Unbiased analytic non-parametric correlation estimators in the presence of ties

TL;DR

This paper introduces unbiased, minimum variance non-parametric correlation estimators that effectively handle ties and biases in finite samples, enhancing the reliability of correlation analysis.

Contribution

It develops an inner-product Hilbert space framework to create unbiased estimators for Kendall and Spearman correlations that account for ties and finite sample biases.

Findings

Proposes unbiased estimators with minimal variance for correlation measures.

Shows sub-Gaussian distributions improve estimator performance.

Provides analytically consistent Wald test statistics for finite samples.

Abstract

An inner-product Hilbert space formulation is defined over a domain of all permutations with ties upon the extended real line.
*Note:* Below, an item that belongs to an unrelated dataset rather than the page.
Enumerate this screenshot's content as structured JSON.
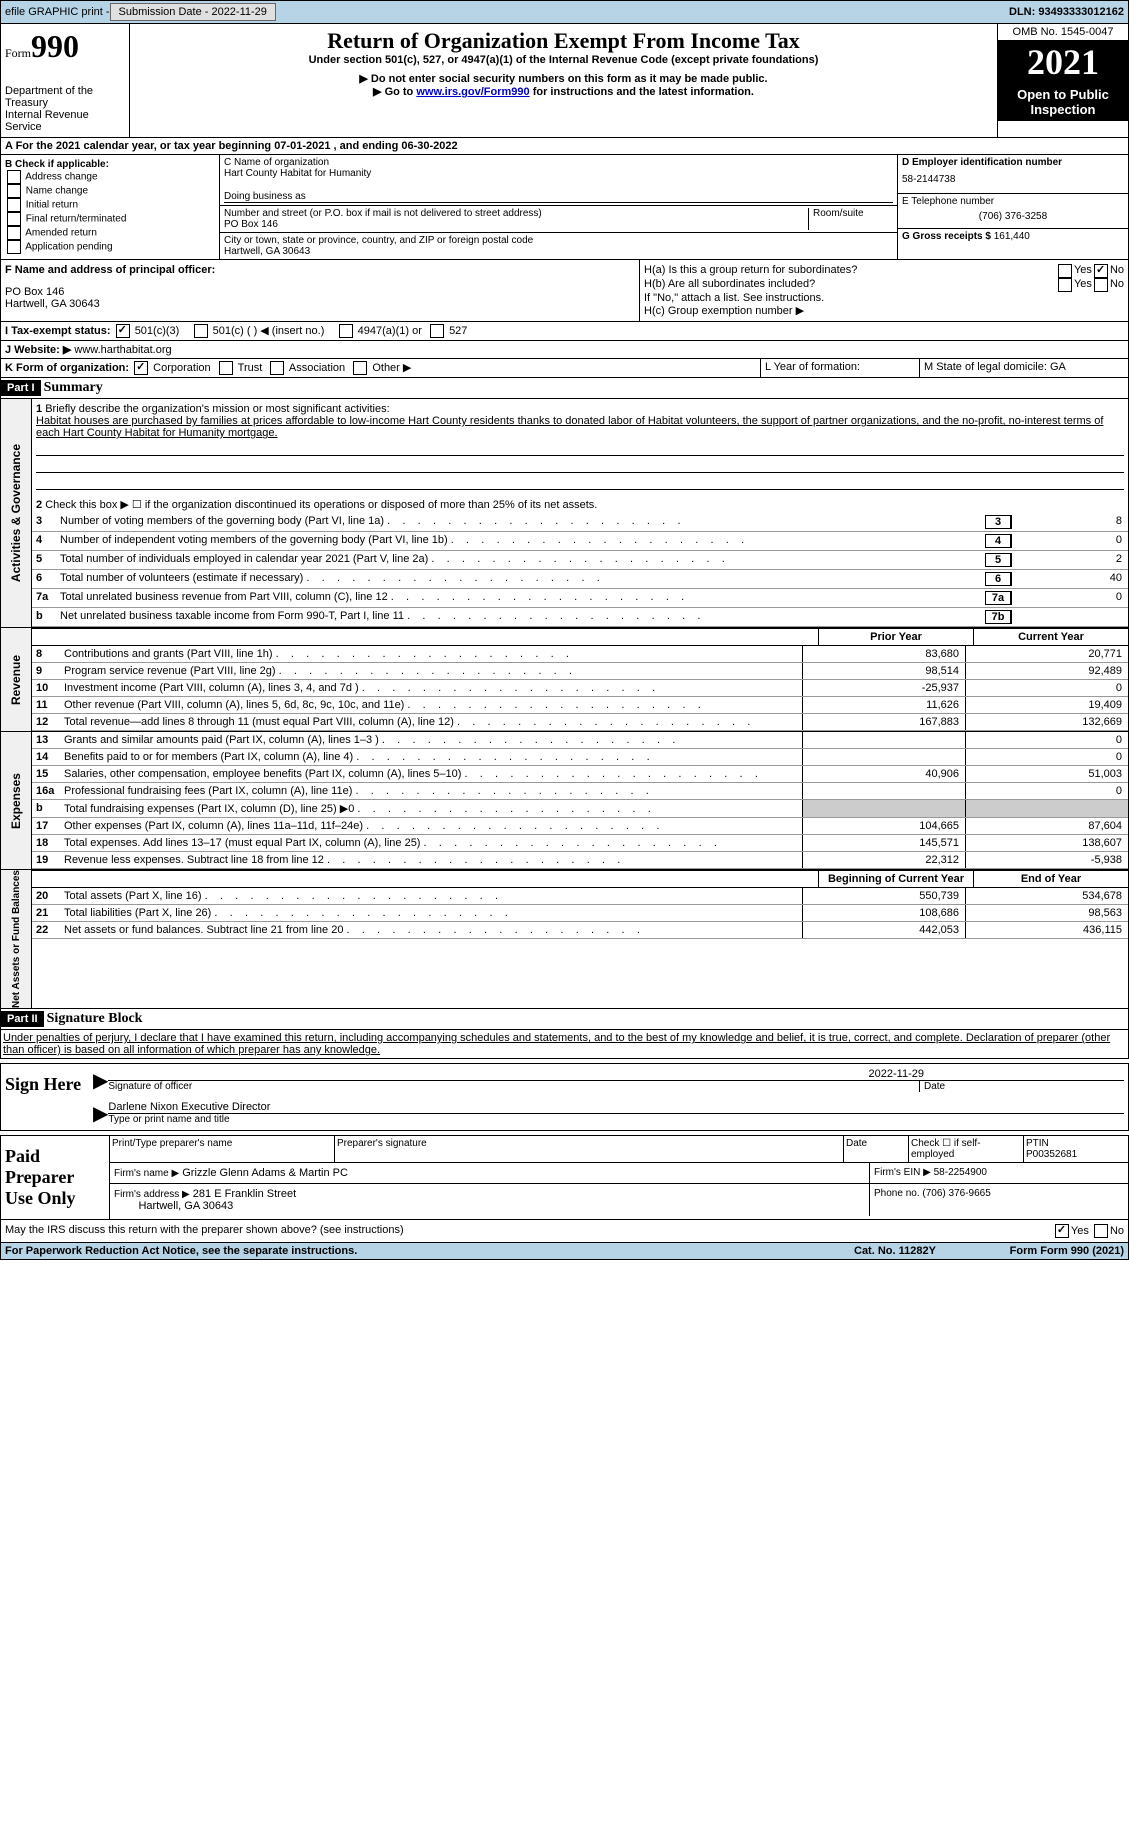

We demonstrate this work to resolve the common first and second order biases found in the pervasive Kendall and Spearman non-parametric correlation estimators, while presenting as unbiased minimum variance (Gauss-Markov) estimators. We conclude by showing upon finite samples that a strictly sub-Gaussian probability distribution is to be preferred for the Kemeny $\tau_{\kappa}$ and $\rho_{\kappa}$ estimators, allowing for the construction of expected Wald test statistics which are analytically consistent with the Gauss-Markov properties upon finite samples.